A new and somewhat unexpected advantage of a plastic-coated fuse compared to known fuses with sockets and also fuses with epoxy coatings is the remarkably improved short-circuit current behavior. As FIG. 3 shows, the behavior of a fuse coated with plastic is remarkably better than the comparable behavior of a fuse coated with epoxy. In the tests carried out, the results of which are given in FIG. 3, an epoxy-coated fuse and a plastic-coated fuse according to the present invention were subjected to a short-circuit current test in which a current of 50A flowed at 125V and a 0.97 power factor. Current and voltage for the fuse according to the invention are designated 22 and 24 , respectively. 32 and 34 denote current and voltage for a known fuse coated with epoxy material. The most important information that these curves give is the i ² t value from the time the fuse opens. The area below half the current curve corresponds to this value, starting from the point in time at which the short-circuit interruption takes place. In the experiments carried out, whose results are shown in Fig. 3 are ge, this value is 4.38 A ² s for the fuse according to the invention, for the known fuse, however, 9,53A ² s.

It is readily apparent that a plastic ge shaped fuse body a remarkably improved Short-circuit current behavior shows that the renewed liquid are the soldered connection during the spraying process Number of fuses to be rejected reduces that one increased structural strength can be achieved and that the fuse sealed against liquid and moisture is.

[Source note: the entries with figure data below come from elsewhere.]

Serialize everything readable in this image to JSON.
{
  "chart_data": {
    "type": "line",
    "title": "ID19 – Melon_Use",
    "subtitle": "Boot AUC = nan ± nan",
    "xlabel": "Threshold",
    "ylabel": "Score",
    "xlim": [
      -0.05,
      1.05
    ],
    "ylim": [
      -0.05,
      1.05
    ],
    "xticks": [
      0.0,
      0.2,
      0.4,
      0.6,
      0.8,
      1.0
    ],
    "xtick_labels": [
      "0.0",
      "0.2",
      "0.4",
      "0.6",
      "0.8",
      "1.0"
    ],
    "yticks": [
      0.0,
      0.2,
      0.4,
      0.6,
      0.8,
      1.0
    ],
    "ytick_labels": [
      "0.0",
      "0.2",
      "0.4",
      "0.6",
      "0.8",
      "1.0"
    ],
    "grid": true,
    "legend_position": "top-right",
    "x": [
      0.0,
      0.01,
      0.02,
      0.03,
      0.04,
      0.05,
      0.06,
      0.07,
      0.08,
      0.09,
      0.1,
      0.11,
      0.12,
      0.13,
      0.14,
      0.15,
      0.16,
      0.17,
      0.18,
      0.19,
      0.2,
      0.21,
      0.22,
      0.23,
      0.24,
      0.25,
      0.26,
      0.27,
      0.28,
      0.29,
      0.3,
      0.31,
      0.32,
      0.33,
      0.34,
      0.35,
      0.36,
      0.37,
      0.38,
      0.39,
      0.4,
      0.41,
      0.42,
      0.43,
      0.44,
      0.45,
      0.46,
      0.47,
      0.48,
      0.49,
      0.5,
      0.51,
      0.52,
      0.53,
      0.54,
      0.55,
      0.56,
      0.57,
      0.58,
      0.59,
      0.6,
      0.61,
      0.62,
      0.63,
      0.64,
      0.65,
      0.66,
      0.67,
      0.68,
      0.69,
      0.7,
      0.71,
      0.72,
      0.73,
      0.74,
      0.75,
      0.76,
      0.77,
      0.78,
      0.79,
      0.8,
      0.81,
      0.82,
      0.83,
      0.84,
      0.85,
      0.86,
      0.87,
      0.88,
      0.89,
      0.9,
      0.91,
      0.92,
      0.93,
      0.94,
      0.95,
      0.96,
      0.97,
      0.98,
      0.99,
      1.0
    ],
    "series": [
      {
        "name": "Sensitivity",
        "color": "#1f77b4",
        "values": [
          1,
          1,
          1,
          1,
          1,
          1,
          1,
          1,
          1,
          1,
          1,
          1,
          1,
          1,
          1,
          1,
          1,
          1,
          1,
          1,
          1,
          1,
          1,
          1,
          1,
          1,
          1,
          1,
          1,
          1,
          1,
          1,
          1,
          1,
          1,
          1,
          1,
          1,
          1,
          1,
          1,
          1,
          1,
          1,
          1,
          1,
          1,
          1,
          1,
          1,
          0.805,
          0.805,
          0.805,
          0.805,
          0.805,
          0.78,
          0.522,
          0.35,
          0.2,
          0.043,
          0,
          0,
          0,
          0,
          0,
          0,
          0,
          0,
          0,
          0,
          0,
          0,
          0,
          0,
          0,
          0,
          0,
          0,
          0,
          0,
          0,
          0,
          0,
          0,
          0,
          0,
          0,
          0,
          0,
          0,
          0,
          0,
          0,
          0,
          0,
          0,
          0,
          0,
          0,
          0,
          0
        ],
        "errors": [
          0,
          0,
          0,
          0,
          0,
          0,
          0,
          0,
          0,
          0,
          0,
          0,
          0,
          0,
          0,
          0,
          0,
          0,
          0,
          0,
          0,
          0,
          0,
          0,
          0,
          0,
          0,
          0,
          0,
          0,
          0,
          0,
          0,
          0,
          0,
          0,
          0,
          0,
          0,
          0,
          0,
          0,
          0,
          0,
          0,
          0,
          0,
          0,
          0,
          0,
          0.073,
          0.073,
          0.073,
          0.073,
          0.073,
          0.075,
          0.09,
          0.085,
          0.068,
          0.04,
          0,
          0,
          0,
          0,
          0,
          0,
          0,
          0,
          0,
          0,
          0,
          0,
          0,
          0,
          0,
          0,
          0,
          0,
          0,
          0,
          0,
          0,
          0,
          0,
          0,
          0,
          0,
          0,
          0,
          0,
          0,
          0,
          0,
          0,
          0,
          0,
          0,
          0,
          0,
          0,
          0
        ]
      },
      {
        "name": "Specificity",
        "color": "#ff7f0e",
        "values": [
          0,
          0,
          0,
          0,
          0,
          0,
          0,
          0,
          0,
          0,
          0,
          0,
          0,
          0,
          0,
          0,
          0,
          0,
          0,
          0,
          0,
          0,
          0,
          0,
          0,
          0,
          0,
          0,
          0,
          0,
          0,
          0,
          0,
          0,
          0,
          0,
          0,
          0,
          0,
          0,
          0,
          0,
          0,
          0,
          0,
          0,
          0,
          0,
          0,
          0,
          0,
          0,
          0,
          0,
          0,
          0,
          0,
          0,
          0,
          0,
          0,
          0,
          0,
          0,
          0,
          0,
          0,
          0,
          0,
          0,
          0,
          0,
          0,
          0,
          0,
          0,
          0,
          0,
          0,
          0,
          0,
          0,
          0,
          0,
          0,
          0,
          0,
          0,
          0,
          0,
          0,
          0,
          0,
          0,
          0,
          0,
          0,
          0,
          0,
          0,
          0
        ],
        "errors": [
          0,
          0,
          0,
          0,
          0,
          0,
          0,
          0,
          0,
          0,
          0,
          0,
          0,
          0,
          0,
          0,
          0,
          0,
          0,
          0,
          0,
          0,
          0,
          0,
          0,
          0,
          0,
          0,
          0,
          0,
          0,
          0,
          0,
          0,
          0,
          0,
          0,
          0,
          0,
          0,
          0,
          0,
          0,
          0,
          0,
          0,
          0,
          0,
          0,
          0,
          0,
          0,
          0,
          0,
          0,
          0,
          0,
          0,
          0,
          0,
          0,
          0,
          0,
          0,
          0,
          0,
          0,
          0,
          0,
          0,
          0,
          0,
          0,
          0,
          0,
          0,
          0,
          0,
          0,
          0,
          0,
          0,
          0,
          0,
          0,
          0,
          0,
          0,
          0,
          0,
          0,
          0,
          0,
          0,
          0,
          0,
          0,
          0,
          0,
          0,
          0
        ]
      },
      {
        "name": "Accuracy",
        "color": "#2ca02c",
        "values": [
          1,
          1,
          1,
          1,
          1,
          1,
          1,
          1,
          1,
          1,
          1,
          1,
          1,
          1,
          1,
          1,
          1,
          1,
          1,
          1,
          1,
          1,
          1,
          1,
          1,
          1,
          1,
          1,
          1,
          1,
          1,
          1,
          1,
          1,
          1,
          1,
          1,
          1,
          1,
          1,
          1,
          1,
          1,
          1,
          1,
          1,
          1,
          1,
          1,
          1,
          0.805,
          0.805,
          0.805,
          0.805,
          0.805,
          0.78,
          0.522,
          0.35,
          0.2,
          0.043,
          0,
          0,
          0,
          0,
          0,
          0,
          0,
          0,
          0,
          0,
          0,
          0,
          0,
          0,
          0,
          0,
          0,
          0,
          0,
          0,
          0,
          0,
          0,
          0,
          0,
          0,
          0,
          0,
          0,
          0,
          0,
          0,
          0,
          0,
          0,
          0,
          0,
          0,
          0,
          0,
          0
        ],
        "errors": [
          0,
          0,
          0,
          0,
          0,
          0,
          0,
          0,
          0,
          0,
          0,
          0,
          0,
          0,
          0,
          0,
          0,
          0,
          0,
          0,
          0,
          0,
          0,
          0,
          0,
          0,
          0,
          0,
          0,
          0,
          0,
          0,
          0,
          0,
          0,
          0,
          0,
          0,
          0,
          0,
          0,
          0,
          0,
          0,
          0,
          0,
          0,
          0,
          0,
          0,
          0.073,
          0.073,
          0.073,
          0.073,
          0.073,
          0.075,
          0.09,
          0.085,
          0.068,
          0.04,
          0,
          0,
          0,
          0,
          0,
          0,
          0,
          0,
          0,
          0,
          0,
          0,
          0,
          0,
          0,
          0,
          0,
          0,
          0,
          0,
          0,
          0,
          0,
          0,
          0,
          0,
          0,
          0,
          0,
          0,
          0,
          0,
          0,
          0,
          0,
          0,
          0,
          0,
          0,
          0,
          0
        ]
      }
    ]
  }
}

It should be noted that instead of plastic materials also other high temperature resistant materials can be used by using the solder bonds are melted again and a mechanical Strength and stability is created, and not only for staff protection but also for other types of Fuses.

Claims (4)

1. Fuse with improved short-circuit current behavior, characterized in that a plastic coating encloses the inner parts of the fuse. 2. Fuse, showing
an insulating housing open at opposite ends in the form of a cylindrical socket;
a fusible element housed in the housing;
a pair of end caps, which each terminate the ends of the socket, fix the ends of the melting element and establish an electrical connection to them, each cap being cup-shaped around a cylindrical recess and the one end of the socket being designed to receive and having an outer conductor, which is attached to the cap, protrudes from there to the outside and makes an electrical connection to the melting element; each cap containing a certain amount of solder which is melted to make electrical contact between the end caps and the ends of the fuse element, the fuse element also extending diagonally along the length of the housing or sleeve and a portion at each end has, which extends beyond the open end of the socket, is covered over part of the outer circumference of the socket and comes to lie between the socket ends and the cap ends;
and an adherent, insulating, high-temperature-resistant coating layer which surrounds the outside of the socket, the end caps and the conductors and covers, seals and firmly connects the socket, the two end caps and part of the conductors in the vicinity of the end caps. 3. Fuse according to claim 2, characterized in that the high temperature resistant coating layer made of art fabric exists. 4. Process for producing a rod-shaped elec trical fuse, characterized in that the fuse through an injection molding process with a uniform or uniform plastic body is encapsulated and the Solder connections are liquefied again.